Tod Williams, the owner of Bay Port Fish Company has been immersed in the commercial fishing industry since 1978. Over the last 45 years, he observed significant ecological shifts in the Great Lakes.
“I know in the eighties, when they first bought it … they were catching millions of pounds of carp, catfish, and walleye a year,” said Lakon Williams, Tod Williams’s daughter who now manages the fishery. “Now we probably catch right around 100,000 to 150,000 pounds of whitefish a year. So not only has… the amount of fish we catch changed, but the species of what we're catching has also changed.”
Non-native fish and plants have done a number on the Great Lakes – creating massive changes to the aquatic ecosystem.
“When the sea lamprey came in, they devastated a lot of the deep-water, fish, lake trout, and whitefish so there wasn't a lot of those around,” said Tod Williams.
Sea lamprey are an invasive species in the Great Lakes that attach to a host fish and drain it of its bodily fluids. They first infiltrated the Great Lakes in the 1920s and '30s, inflicting severe damage on native fish populations, including lake trout and walleye.
Then, in 1986, invasive mussels, such as the zebra and quagga mussels, established their presence in the lakes.
“They filter, like, a liter [of] water a day, each one, and they're about the size of a pea and there's millions and billions of them,” said Tod Williams. “They filter all the food out of the water before the little fish get a chance to eat it. So there's less food for the fry, which of course, turn into bigger fish. So there's less bigger fish.”

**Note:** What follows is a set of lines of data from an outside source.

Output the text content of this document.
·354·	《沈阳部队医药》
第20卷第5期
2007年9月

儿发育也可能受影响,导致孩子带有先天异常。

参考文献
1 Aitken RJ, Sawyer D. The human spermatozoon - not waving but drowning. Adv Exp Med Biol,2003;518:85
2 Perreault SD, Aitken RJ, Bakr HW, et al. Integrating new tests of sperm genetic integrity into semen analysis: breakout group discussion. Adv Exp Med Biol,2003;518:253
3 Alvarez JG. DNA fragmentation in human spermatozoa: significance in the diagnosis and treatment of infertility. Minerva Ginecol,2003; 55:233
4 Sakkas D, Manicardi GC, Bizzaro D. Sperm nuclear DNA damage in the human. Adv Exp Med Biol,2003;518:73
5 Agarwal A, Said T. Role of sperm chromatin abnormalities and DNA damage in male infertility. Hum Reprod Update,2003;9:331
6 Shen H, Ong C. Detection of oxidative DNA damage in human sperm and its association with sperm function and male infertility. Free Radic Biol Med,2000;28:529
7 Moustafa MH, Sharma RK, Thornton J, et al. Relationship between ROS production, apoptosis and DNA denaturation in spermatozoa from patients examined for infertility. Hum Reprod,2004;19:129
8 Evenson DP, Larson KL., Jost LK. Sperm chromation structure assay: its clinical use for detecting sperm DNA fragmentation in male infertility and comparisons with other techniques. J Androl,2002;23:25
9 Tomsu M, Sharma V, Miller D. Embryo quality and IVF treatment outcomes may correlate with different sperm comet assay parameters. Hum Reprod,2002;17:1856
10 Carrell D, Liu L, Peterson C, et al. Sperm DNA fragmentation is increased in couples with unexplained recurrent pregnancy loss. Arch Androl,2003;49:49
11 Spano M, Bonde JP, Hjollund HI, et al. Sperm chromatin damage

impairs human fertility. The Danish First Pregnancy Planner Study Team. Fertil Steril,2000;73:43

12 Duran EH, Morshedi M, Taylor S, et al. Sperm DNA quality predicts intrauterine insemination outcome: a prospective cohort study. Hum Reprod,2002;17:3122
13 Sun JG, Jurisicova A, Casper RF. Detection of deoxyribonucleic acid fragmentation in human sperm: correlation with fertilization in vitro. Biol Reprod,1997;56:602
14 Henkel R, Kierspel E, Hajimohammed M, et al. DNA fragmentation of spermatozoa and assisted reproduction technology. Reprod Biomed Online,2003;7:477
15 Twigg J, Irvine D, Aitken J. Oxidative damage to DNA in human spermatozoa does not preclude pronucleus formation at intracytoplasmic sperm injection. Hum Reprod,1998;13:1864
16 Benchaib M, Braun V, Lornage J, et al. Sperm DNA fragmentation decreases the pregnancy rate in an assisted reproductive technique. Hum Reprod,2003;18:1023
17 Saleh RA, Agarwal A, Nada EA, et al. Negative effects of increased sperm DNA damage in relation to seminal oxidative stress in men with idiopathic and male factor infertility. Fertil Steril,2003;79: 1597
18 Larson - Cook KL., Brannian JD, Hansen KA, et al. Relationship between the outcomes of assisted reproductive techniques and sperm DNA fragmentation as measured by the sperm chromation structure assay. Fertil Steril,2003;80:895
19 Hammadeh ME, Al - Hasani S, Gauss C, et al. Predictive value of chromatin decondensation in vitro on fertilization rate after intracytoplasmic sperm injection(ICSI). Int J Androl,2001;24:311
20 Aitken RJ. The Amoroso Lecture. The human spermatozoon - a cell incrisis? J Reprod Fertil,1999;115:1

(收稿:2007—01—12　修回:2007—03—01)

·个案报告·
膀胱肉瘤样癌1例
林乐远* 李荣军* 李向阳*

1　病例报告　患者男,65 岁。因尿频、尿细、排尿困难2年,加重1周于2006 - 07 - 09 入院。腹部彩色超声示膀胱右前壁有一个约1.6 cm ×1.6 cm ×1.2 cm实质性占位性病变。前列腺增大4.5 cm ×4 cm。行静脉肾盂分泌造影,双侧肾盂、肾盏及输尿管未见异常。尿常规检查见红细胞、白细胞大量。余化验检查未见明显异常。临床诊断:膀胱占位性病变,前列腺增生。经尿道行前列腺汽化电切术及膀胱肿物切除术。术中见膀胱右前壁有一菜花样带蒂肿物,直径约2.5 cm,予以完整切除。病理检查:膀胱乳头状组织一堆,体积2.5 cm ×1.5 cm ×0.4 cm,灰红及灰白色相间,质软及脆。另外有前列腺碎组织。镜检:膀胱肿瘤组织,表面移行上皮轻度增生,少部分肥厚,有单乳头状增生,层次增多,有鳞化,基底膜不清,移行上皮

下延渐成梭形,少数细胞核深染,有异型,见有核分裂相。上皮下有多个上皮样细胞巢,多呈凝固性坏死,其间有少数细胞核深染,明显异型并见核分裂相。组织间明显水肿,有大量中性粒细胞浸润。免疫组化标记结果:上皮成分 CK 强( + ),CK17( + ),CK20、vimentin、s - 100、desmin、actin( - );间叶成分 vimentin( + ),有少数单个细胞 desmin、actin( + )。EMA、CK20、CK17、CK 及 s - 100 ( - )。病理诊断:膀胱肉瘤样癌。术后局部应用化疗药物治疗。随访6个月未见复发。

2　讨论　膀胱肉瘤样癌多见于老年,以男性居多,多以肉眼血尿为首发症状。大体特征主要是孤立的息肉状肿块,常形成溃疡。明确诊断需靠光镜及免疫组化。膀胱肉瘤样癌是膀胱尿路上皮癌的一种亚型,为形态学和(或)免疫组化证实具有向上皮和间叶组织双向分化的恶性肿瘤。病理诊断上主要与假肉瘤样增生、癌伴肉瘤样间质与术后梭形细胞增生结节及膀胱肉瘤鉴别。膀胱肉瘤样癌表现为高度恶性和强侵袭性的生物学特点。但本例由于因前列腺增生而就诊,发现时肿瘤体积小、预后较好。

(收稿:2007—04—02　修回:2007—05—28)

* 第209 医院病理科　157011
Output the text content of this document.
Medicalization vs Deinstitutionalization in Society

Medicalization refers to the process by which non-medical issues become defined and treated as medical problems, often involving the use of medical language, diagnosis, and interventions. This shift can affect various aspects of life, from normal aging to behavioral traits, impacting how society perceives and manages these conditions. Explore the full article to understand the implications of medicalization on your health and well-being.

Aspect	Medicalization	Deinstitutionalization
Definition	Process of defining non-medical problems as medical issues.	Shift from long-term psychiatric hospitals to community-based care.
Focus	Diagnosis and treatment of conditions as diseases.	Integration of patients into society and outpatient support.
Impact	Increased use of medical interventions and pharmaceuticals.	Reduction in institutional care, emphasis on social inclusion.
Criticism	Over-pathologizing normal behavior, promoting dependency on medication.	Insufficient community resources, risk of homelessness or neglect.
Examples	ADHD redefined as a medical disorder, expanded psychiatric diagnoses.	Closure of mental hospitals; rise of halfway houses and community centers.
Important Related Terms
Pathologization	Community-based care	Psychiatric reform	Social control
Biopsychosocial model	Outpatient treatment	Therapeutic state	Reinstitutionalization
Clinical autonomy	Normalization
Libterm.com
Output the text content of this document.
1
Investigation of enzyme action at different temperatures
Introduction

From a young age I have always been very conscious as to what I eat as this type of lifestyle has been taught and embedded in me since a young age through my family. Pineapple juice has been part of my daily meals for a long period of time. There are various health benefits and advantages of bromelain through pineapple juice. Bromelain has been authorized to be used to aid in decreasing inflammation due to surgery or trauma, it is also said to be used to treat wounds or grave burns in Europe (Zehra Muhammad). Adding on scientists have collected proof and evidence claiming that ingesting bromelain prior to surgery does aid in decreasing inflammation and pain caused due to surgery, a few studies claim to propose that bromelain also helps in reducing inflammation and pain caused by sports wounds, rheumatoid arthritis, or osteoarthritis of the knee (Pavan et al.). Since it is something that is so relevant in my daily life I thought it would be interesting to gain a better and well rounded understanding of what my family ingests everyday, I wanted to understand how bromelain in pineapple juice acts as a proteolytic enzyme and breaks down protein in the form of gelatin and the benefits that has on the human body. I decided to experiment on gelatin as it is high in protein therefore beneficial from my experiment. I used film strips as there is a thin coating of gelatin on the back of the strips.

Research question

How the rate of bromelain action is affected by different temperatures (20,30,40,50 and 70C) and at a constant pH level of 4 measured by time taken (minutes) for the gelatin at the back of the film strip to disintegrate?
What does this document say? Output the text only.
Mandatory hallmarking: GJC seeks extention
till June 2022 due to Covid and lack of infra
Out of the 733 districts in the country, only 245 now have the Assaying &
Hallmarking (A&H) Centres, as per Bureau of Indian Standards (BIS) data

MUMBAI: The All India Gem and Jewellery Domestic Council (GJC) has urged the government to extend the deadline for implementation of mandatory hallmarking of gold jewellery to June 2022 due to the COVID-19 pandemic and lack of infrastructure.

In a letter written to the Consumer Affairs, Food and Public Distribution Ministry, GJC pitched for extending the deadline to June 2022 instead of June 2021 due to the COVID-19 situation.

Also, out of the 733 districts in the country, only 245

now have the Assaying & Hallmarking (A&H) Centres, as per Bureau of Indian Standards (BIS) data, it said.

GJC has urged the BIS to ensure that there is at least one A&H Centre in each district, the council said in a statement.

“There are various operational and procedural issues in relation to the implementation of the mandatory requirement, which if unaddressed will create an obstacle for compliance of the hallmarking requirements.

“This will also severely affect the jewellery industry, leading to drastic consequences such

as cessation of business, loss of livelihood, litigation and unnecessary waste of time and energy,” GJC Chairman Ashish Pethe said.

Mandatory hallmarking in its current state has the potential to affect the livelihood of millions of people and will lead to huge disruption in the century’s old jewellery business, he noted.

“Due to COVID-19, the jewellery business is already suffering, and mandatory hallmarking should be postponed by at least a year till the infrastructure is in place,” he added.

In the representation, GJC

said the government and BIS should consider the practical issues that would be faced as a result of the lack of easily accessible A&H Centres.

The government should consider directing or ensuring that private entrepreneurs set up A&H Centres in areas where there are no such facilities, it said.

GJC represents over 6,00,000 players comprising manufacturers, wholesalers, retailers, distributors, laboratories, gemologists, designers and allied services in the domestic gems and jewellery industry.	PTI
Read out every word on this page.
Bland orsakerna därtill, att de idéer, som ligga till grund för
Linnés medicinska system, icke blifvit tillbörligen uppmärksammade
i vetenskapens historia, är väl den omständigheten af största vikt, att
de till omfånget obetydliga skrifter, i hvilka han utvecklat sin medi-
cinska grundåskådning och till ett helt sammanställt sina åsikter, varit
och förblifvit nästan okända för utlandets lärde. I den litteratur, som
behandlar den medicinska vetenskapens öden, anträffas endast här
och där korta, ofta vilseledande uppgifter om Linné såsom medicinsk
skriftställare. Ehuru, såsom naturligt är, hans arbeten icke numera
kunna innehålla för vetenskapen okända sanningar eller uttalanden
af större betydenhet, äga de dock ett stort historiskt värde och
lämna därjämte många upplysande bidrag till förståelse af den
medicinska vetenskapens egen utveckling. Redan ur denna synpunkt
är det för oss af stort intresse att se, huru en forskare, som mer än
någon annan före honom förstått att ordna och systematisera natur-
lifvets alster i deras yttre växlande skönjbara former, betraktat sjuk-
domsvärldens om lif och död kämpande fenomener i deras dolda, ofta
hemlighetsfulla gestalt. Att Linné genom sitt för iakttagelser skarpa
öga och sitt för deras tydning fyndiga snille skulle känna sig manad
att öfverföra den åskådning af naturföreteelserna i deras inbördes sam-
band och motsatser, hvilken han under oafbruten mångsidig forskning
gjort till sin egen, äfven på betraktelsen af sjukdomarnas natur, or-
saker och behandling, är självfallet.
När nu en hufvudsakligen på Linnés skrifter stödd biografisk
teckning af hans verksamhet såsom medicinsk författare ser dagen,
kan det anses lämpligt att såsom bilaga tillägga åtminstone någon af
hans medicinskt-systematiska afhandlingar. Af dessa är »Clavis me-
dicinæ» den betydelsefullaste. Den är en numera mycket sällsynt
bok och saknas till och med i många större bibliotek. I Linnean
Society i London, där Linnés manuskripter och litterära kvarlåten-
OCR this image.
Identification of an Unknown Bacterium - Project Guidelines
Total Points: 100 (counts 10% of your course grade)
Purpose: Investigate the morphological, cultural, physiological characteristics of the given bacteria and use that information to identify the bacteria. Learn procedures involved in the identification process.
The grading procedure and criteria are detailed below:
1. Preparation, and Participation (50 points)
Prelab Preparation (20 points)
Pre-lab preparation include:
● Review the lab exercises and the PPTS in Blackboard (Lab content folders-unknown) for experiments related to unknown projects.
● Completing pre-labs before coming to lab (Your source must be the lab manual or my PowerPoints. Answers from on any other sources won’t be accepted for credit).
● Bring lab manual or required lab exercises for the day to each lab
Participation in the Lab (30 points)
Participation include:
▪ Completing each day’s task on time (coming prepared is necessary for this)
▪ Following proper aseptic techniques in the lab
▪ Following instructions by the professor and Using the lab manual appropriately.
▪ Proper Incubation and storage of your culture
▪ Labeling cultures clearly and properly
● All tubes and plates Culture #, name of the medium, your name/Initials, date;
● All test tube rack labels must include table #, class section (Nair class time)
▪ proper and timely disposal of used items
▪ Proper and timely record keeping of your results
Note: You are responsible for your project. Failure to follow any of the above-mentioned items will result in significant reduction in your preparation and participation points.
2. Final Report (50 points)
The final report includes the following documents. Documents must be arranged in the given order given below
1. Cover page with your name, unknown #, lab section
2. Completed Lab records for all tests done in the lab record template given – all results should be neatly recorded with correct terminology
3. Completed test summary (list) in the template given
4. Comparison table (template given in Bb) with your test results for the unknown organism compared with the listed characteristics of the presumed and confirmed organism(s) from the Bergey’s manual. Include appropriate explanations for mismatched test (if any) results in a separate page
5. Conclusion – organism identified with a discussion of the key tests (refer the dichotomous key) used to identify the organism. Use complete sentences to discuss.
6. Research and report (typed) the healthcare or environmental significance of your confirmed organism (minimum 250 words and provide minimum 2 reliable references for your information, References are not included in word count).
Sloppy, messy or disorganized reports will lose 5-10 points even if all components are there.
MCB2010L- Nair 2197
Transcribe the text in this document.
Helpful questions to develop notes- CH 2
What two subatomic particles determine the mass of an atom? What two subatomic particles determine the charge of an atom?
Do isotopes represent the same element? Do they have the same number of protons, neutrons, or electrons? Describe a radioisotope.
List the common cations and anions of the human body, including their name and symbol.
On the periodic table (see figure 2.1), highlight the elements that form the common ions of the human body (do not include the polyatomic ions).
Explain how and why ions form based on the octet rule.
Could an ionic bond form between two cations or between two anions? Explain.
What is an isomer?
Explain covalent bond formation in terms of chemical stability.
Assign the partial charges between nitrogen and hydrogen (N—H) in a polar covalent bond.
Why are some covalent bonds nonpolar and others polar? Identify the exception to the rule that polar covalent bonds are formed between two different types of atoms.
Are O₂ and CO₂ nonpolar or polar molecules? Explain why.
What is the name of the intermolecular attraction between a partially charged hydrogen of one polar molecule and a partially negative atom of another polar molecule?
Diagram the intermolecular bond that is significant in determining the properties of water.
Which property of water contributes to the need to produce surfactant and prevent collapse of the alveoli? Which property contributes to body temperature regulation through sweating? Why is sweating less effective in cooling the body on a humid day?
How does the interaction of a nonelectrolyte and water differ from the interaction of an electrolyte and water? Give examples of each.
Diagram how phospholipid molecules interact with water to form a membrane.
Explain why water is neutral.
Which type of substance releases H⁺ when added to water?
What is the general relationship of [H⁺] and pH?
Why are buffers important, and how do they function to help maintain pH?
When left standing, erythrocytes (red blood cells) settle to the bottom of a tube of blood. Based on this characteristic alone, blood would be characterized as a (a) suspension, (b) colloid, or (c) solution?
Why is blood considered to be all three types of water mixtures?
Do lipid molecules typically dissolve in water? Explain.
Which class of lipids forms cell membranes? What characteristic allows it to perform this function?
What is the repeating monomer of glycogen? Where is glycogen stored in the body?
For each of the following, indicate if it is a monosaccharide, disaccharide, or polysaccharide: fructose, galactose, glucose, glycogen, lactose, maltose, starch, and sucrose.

The clear water that the zebra and quagga mussels are responsible for allows these fish to be seen more easily by predator birds like cormorants.
“Once that water was clear, the cormorants just started [coming.] I mean, [they] just astronomically increased in numbers. … There's not a whole lot for us to harvest.”
In response to these challenges, the Bay Port Fish Company shifted its focus to deep-water fishing, primarily whitefish. They take their boat out about once a week, returning with an average of 5,000 pounds of whitefish following an eight-hour workday on the lake.
While they get significantly less fish than they used to, Bayport Fish Company still has a lot of loyal customers.
“We'll get people from Ann Arbor or Port Huron, Detroit, and somebody from Grand Rapids the other day in Ohio; they find us,” said Lakon Williams. “I'm not sure how, but they know we're here and we've been here for over a hundred years.”
While it has been difficult, the Williams family has managed to weather the changes invasive species have created in the commercial fishing industry.
“I don't know what we can do about it, but time will tell,” Tod Williams said.